For Google, in spite of the hundreds of millions of dollars spent on Google’s technology, it simply cannot ‘understand’ a site in the same way that humans do: it has no eyes to pick up on how content is arranged, it has no brain to read, understand and assess the words. All it can do is process what’s known as the ‘source code’ for each page that it finds – assuming it can find it in the first place.
And just in case you still think that Google has people looking at web sites to decide what they are about… they don’t. Every single one of the billions of pages you can find in Google has arrived there as a result of a visit by a software program, usually called a ‘spider’. Google’s spider has its own name: the Googlebot.
Google’s software – not people – identify the basics of ‘meaning’
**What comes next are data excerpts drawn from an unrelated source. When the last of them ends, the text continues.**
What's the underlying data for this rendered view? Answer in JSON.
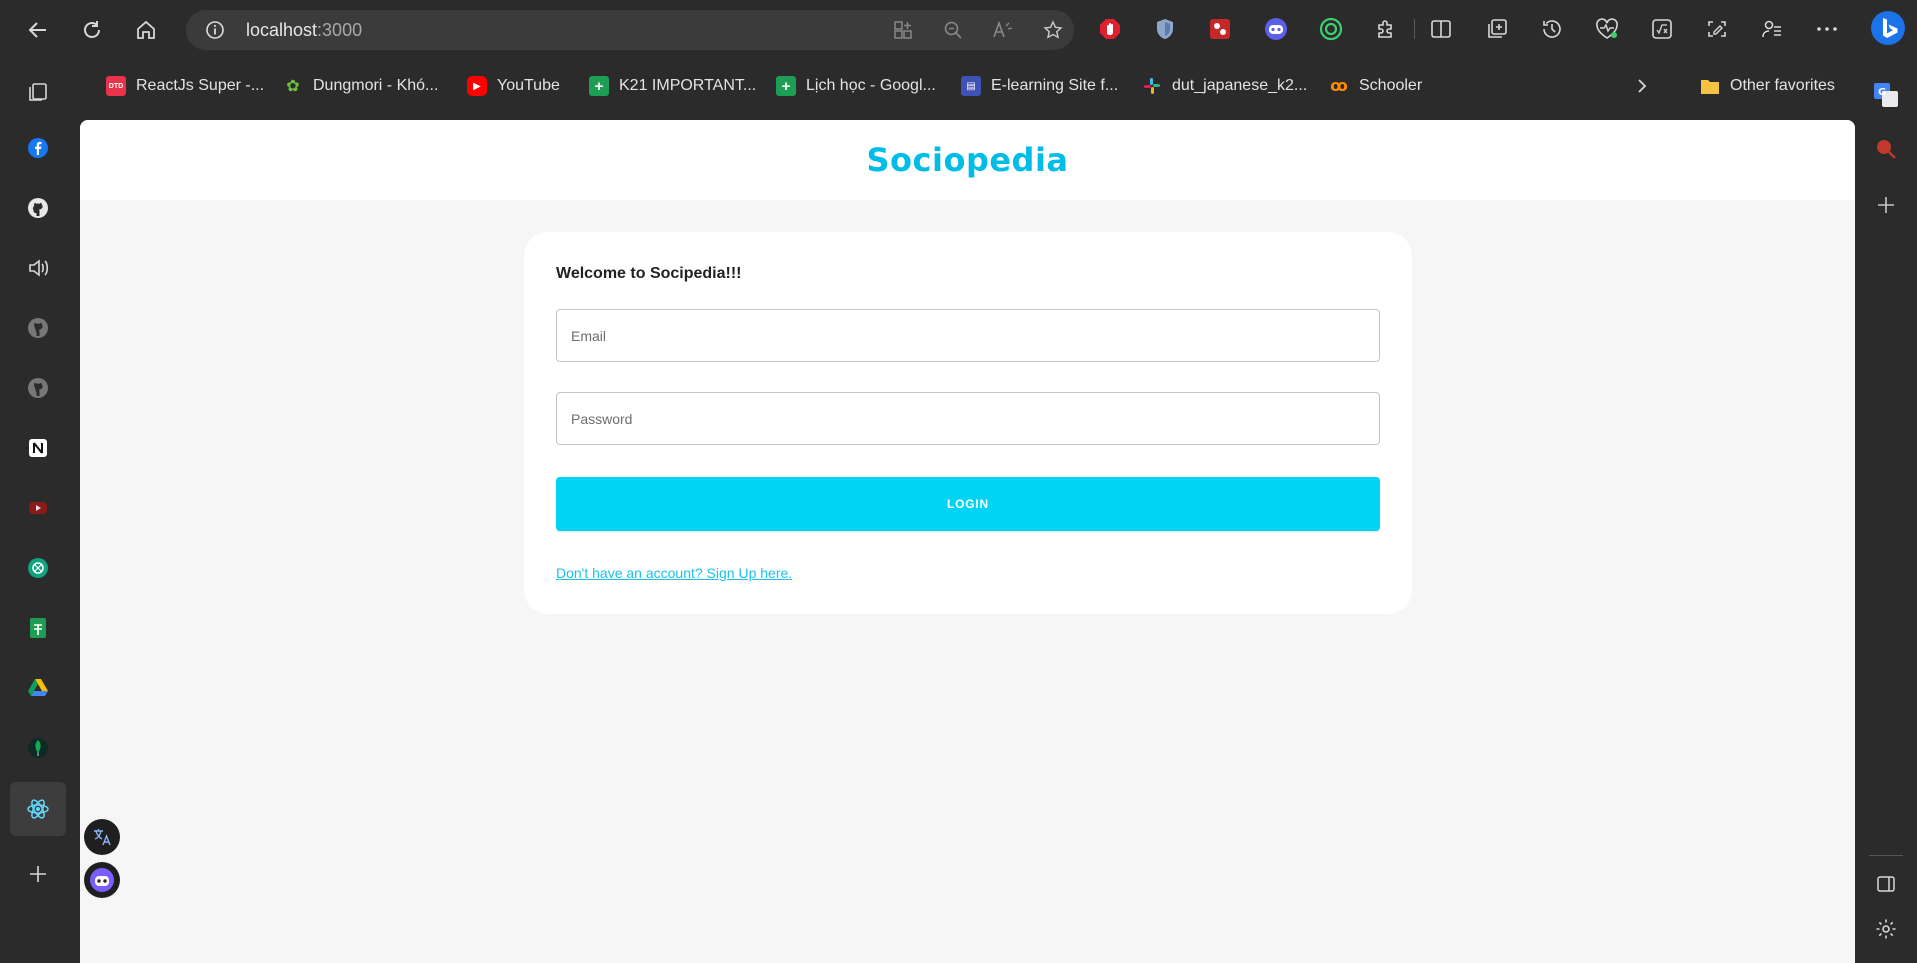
{
  "browser": {
    "url_host": "localhost",
    "url_port": ":3000",
    "favorites": [
      {
        "label": "ReactJs Super -...",
        "icon": "dtd-icon",
        "color": "#e8334a",
        "glyph": "DTD"
      },
      {
        "label": "Dungmori - Khó...",
        "icon": "dungmori-icon",
        "color": "#4caf50",
        "glyph": "✿"
      },
      {
        "label": "YouTube",
        "icon": "youtube-icon",
        "color": "#ff0000",
        "glyph": "▶"
      },
      {
        "label": "K21 IMPORTANT...",
        "icon": "sheets-icon",
        "color": "#1e9e55",
        "glyph": "+"
      },
      {
        "label": "Lịch học - Googl...",
        "icon": "sheets-icon",
        "color": "#1e9e55",
        "glyph": "+"
      },
      {
        "label": "E-learning Site f...",
        "icon": "elearning-icon",
        "color": "#3f51b5",
        "glyph": "▤"
      },
      {
        "label": "dut_japanese_k2...",
        "icon": "slack-icon",
        "color": "#611f69",
        "glyph": "#"
      },
      {
        "label": "Schooler",
        "icon": "schooler-icon",
        "color": "#ff8a00",
        "glyph": "ꝏ"
      }
    ],
    "other_favorites": "Other favorites"
  },
  "app": {
    "brand": "Sociopedia",
    "welcome": "Welcome to Socipedia!!!",
    "email_placeholder": "Email",
    "password_placeholder": "Password",
    "login_label": "LOGIN",
    "signup_link": "Don't have an account? Sign Up here."
  },
  "colors": {
    "brand": "#00bde8",
    "button": "#00d4f5",
    "page_bg": "#f6f6f6",
    "chrome_bg": "#2b2b2b"
  }
}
Looking at the source code of an individual page, Google is able to determine which parts refer to the visible content that a human visitor will actually see, and which bits are the ‘other stuff’ that tells the browser what to make the page look like and how to work. From this initial filtering of the content and code, Google then automatically processes the language to establish the subject of the content, page by page. Beyond this, however, the reality is that Google struggles to deduce much more about what your site is about.
Google asks for your help
As a consequence of this struggle to really understand a site’s content, Google explicitly asks you, as a site owner, to help it to understand your site better. It asks for you help in many, many areas, and provides a wealth of tools and information intended to give you insight into what Google needs and what Googlebot has found on your site.
And help you must give it. Producing a highly-visible website means delivering technology that is directly aligned with Google’s advice about how to help it understand content automatically, for example by adhering to Web Standards which allows site owners to apply semantic mark-up to the content within a page.
Beyond Google’s obvious need to ‘understand’ what it is visiting and taking away for its index, it also needs to be able to find the pages of content in the first place. If Google cannot find your pages of content by encountering a URL for them, they will never get into its index and never be shown to its users.
Technical Visibility is deep and complex
As an introduction to the notion of a web site’s Visibility this really is just a scraping of the surface.
Visibility incorporates dozens more issues, and our Visibility audit reports for clients frequently see very in-depth investigation of subjects such as content duplication, URL and domain migration, URL rewriting, domain strategy and progressive enhancement techniques. There are some examples of specific Visibility issues below.
Visibility example 1: Use semantics to help Google
Just one of the numerous ways that you can seek to ensure that your business’ sites are ‘helping’ Google and other search engines is by ensuring that your site’s source code makes use of what is known as semantic markup – a technique which allows you to help Google better identify the relative importance of items of content on your site. Of course, Google still doesn’t actually understand what it is indexing, but by using code with correct semantic markup you help Google to identify with greater precision the most important content and vocabulary on your site. In turn, this will help Google to more accurately determine whether it is relevant to searches carried out by somone searching on Google.
Visibility example 2: Provide normal hyperlinks to all of the content on your site that you want to appear in Google
We frequently come across clients’ sites where the only way for a human visitor to find a particular page is to type some words into a search box and then select the page in question from a results list. Google cannot – and does not – enter content into search boxes. The way in which Google finds content to put in its index is simply to follow normal HTML hyperlinks that it comes across on websites. Pages that are not found via a link are therefore rendered invisible to Google.